The leader of the M.C.P. organisation in Singapore was found on his detention last year to have been a student of the Chinese High School who had been expelled for undesirable activities in 1950. He had admitted that as long ago as 1950 it was the practice of the M.C.P. to organise subversion in Chinese middle schools, and he himself was the leader of his school's party organisation at the time of his expulsion.

It is quite clear from the course of events that the so-called "Student Movement" in Singapore is attempting to develop along the classic lines followed by Communist-instigated movements in other countries. These movements invariably select motives and aims that are, on the face of them, plausible and praiseworthy, but the underlying intention is subversive. It should also be emphasised that the actual instruments chosen for carrying out this policy are more often than not unaware of the true ulterior motives of the prime instigators.

It recently came to the notice of. the Singapore Government that a body of persons calling themselves the "Fifty-five Man Students Exemption from National Service Registration Delegation" proposed to organise a "Tea Party."It was announced that this tea party would last some five hours, and it was to have been one more in a series of such gatherings organised over the past months on various pretexts.
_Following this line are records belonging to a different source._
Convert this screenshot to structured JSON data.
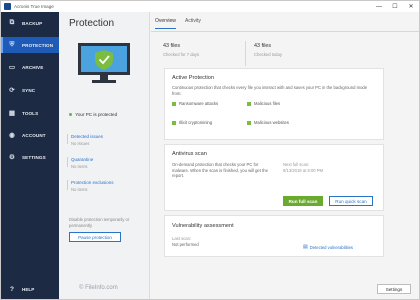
{
  "window": {
    "title": "Acronis True Image",
    "minimize": "—",
    "maximize": "☐",
    "close": "✕"
  },
  "sidebar": {
    "items": [
      {
        "label": "BACKUP",
        "icon": "backup-icon",
        "glyph": "⧉"
      },
      {
        "label": "PROTECTION",
        "icon": "shield-icon",
        "glyph": "⛨"
      },
      {
        "label": "ARCHIVE",
        "icon": "archive-icon",
        "glyph": "▭"
      },
      {
        "label": "SYNC",
        "icon": "sync-icon",
        "glyph": "⟳"
      },
      {
        "label": "TOOLS",
        "icon": "tools-icon",
        "glyph": "▦"
      },
      {
        "label": "ACCOUNT",
        "icon": "account-icon",
        "glyph": "◉"
      },
      {
        "label": "SETTINGS",
        "icon": "gear-icon",
        "glyph": "⚙"
      }
    ],
    "help": {
      "label": "HELP",
      "icon": "help-icon",
      "glyph": "?"
    }
  },
  "panel": {
    "title": "Protection",
    "status": "Your PC is protected",
    "links": [
      {
        "label": "Detected issues",
        "sub": "No issues"
      },
      {
        "label": "Quarantine",
        "sub": "No items"
      },
      {
        "label": "Protection exclusions",
        "sub": "No items"
      }
    ],
    "disable_text": "Disable protection temporarily or permanently",
    "pause_button": "Pause protection"
  },
  "tabs": [
    "Overview",
    "Activity"
  ],
  "stats": [
    {
      "value": "43 files",
      "label": "Checked for 7 days"
    },
    {
      "value": "43 files",
      "label": "Checked today"
    }
  ],
  "active_protection": {
    "title": "Active Protection",
    "desc": "Continuous protection that checks every file you interact with and saves your PC in the background mode from:",
    "features": [
      "Ransomware attacks",
      "Malicious files",
      "Illicit cryptomining",
      "Malicious websites"
    ]
  },
  "antivirus": {
    "title": "Antivirus scan",
    "desc": "On-demand protection that checks your PC for malware. When the scan is finished, you will get the report.",
    "next_scan_label": "Next full scan:",
    "next_scan_value": "9/13/2019 at 6:00 PM",
    "run_full": "Run full scan",
    "run_quick": "Run quick scan"
  },
  "vulnerability": {
    "title": "Vulnerability assessment",
    "last_scan_label": "Last scan:",
    "last_scan_value": "Not performed",
    "link": "Detected vulnerabilities"
  },
  "settings_button": "Settings",
  "watermark": "© FileInfo.com",
  "colors": {
    "sidebar": "#1c2a44",
    "active_nav": "#1e5bb8",
    "accent": "#2b73c7",
    "ok_green": "#6cb33f",
    "run_button": "#6aaa2e"
  }
}
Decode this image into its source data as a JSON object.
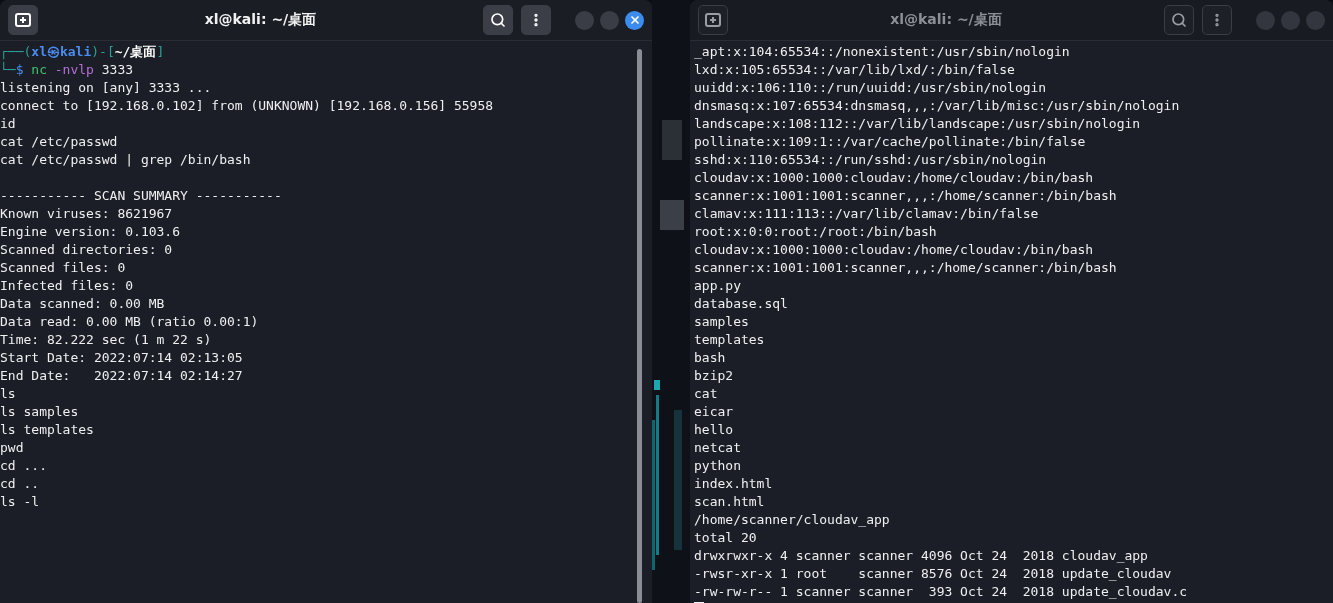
{
  "windows": [
    {
      "title": "xl@kali: ~/桌面",
      "focused": true,
      "scrollbar": true,
      "cursor": false,
      "prompt": [
        [
          {
            "kind": "frame",
            "text": "┌──("
          },
          {
            "kind": "host",
            "text": "xl㉿kali"
          },
          {
            "kind": "frame",
            "text": ")-["
          },
          {
            "kind": "path",
            "text": "~/桌面"
          },
          {
            "kind": "frame",
            "text": "]"
          }
        ],
        [
          {
            "kind": "frame",
            "text": "└─"
          },
          {
            "kind": "symbol",
            "text": "$"
          },
          {
            "kind": "command",
            "text": " nc"
          },
          {
            "kind": "flag",
            "text": " -nvlp"
          },
          {
            "kind": "arg",
            "text": " 3333"
          }
        ]
      ],
      "blocks": [
        [
          "listening on [any] 3333 ...",
          "connect to [192.168.0.102] from (UNKNOWN) [192.168.0.156] 55958",
          "id",
          "cat /etc/passwd",
          "cat /etc/passwd | grep /bin/bash"
        ],
        [
          "----------- SCAN SUMMARY -----------",
          "Known viruses: 8621967",
          "Engine version: 0.103.6",
          "Scanned directories: 0",
          "Scanned files: 0",
          "Infected files: 0",
          "Data scanned: 0.00 MB",
          "Data read: 0.00 MB (ratio 0.00:1)",
          "Time: 82.222 sec (1 m 22 s)",
          "Start Date: 2022:07:14 02:13:05",
          "End Date:   2022:07:14 02:14:27",
          "ls",
          "ls samples",
          "ls templates",
          "pwd",
          "cd ...",
          "cd ..",
          "ls -l"
        ]
      ]
    },
    {
      "title": "xl@kali: ~/桌面",
      "focused": false,
      "scrollbar": false,
      "cursor": true,
      "blocks": [
        [
          "_apt:x:104:65534::/nonexistent:/usr/sbin/nologin",
          "lxd:x:105:65534::/var/lib/lxd/:/bin/false",
          "uuidd:x:106:110::/run/uuidd:/usr/sbin/nologin",
          "dnsmasq:x:107:65534:dnsmasq,,,:/var/lib/misc:/usr/sbin/nologin",
          "landscape:x:108:112::/var/lib/landscape:/usr/sbin/nologin",
          "pollinate:x:109:1::/var/cache/pollinate:/bin/false",
          "sshd:x:110:65534::/run/sshd:/usr/sbin/nologin",
          "cloudav:x:1000:1000:cloudav:/home/cloudav:/bin/bash",
          "scanner:x:1001:1001:scanner,,,:/home/scanner:/bin/bash",
          "clamav:x:111:113::/var/lib/clamav:/bin/false",
          "root:x:0:0:root:/root:/bin/bash",
          "cloudav:x:1000:1000:cloudav:/home/cloudav:/bin/bash",
          "scanner:x:1001:1001:scanner,,,:/home/scanner:/bin/bash",
          "app.py",
          "database.sql",
          "samples",
          "templates",
          "bash",
          "bzip2",
          "cat",
          "eicar",
          "hello",
          "netcat",
          "python",
          "index.html",
          "scan.html",
          "/home/scanner/cloudav_app",
          "total 20",
          "drwxrwxr-x 4 scanner scanner 4096 Oct 24  2018 cloudav_app",
          "-rwsr-xr-x 1 root    scanner 8576 Oct 24  2018 update_cloudav",
          "-rw-rw-r-- 1 scanner scanner  393 Oct 24  2018 update_cloudav.c"
        ]
      ]
    }
  ]
}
In order to protect those students who are being duped and not infrequently intimidated into participation in the "Student Movement," the Singapore Government have decided that they can no longer tolerate such assemblies or mass meetings of students, whether they are under the guise of "Tea Parties" or not, and instructions have been given to prevent them from gathering or to disperse them if they succeed in doing so.

I am confident that the Singapore Government will have the support of the public in this stand, and that responsible leaders, parents and teachers will use their influence to prevent their children becoming further involved in these mischievous activities.